Pierluigi Billone
ITI KE MI; Equilibrio. Cerchio
Marco Fusi, viola, violin
Kairos; CD
Memory is a tricky thing – one reason why critics often abstain from speaking in absolutes. You might witness a live event of seemingly ineffable magnitude. Yet assuming there’s no recording immediately available, no dispassionate document by which to check your instincts once the moment of initial contact cools and fades, who’s to say whether you overreacted?
Once in a while, though, you just go for broke.
On Thursday night, in a brightly lit meeting room at Boston University’s Hillel House, the violinist Marco Fusi performed a half-hour soliloquy that had all the swollen emotion and gravitas of Shakespearean tragedy. Hamlet or Lear, perhaps . . . or, to keep things on musical terrain, Wotan’s great oration from the second act of “Die Walküre.”

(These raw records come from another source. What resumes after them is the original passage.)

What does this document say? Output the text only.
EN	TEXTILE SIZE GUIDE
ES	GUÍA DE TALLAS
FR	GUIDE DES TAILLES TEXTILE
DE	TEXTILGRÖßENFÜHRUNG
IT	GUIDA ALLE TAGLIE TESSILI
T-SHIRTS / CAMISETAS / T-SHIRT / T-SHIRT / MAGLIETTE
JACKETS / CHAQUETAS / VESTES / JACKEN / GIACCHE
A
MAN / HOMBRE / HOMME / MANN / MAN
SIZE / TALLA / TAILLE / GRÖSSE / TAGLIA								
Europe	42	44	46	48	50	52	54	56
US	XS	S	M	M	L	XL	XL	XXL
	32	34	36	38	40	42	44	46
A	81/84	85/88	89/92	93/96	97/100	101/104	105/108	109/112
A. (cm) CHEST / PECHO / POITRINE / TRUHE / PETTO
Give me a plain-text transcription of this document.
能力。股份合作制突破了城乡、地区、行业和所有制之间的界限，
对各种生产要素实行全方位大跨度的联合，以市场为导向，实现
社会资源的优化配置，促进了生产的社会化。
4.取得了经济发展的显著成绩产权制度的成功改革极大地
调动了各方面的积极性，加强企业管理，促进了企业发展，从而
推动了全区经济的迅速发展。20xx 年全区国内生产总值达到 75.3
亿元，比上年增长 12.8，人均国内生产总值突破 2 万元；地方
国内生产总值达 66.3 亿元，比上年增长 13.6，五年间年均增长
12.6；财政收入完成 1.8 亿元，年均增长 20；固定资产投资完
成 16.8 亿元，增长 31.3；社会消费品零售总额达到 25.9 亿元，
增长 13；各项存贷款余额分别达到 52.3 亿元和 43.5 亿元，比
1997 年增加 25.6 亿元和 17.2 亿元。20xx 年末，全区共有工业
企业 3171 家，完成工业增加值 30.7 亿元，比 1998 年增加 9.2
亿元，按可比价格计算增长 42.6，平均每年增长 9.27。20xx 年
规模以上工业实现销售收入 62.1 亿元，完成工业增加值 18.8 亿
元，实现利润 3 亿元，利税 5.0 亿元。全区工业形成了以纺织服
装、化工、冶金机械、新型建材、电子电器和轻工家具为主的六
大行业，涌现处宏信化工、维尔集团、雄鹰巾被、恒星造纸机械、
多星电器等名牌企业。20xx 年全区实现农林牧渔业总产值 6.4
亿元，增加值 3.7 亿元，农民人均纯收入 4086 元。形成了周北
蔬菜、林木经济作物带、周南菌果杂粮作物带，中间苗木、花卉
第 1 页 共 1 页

That’s the first paragraph I wrote in a 2015 Boston Globe review of a recital by Fusi, a supremely skillful Italian artist, presented by the Boston University Center for New Music as part of a residency by Pierluigi Billone, an Italian-born composer based in Vienna. Even now, two years later, I distinctly recall being shaken to the core by my initial encounter with Billone’s ITI KE MI, a monstrously beautiful soliloquy for a viola not just retuned, but effectively reinvented.
Still, even as I sent emails out to a gaggle of friends last month, urging them to attend Fusi’s performance of Billone’s ITI KE MI at Columbia University’s Italian Academy, I quietly worried. Had I oversold the piece? Did my subjective memories line up with qualities and merits intrinsic to the composition itself?
Marco Fusi performing ITI KE MI in Los Angeles, 2015
Video by Tina Tallon/SALT Arts Documentation
With the arrival of an exquisitely recorded, handsomely packaged new CD from the invaluable Austrian label Kairos comes welcome reassurance: ITI KE MI is a shattering experience, and Fusi is a supremely sensitive and confident advocate. The disc also includes a newer Billone work, Equilibrio. Cerchio, for unaccompanied violin. I heard Fusi in this latter work’s U.S. premiere at New York University’s Casa Italiana in April, the day after his Columbia performance. I feel now as I did then: This, too, is a fascinating and vital piece in the hands of a master interpreter; it impresses much as ITI KE MI did, but overwhelms somewhat less, perhaps, because of its more circumscribed range.
Billone studied with two of the most formidable and influential composers in contemporary music, Salvatore Sciarrino and Helmut Lachenmann, which surely accounts for his acute sense of space and proportion as well as the extremes to which he goes in handling implements and techniques. Even so, the percussionist Jonathan Hepfer offers this observation in the liner notes for Fusi’s new CD: “What distinguishes Billone’s music from all others, in my experience, is the degree to which the performer vicariously senses traces of the composer’s bodily presence when trying to absorb the sonic vocabulary of a given piece. While working, one feels the apparition of Billone’s hand demonstrating exactly how much pressure to exert when producing a given arcane harmonic.”
Pierluigi Billone

For ITI KE MI (“New moon. Mouth. Feminine.”), composed in 1995 for the violist Barbara Mauer, Billone restrung and retuned the instrument, then notated with a mix of conventional staves, graphic cues, and color coding an alien litany – one in which the vocabulary is utterly, defiantly abstruse, yet the emotional course and its impact are instantly discernible, inescapable. The music pleads, yawps, growls, and sighs with a relatable voice.
None of which is meant to downplay a listener’s discernment of the technical feat involved – “[T]his new tuning forces the instrument to vibrate according to frequencies which never belonged to it, thus radically altering the capability of vibration of the soundboard and sound box. It constricts the instrument to a momentary aphonia and a consequent rebalancing,” Fusi writes in his own booklet essay – but rather to state that in spite of Billone’s alienating extravagances, the result is profoundly recognizable, human to the core.
If the impact of Equilibrio. Cerchio (2014) is less instant and visceral, that’s likely because its sound world is less expansive by intent, its tonal palette and gestural range more limited: a taut sequence of drones, slurs, pealing harmonics, and repeated actions. What results is less the sound of a lion’s roar, more the sensation of a tiger pacing relentlessly in a cage – its muscularity and freedom of motion constrained yet always sensed, a kind of bottled fury. As in its companion work, Fusi gives a performance of poise, potency, and profundity.
In sum: an astonishing, treasurable disc. Miss it at your peril.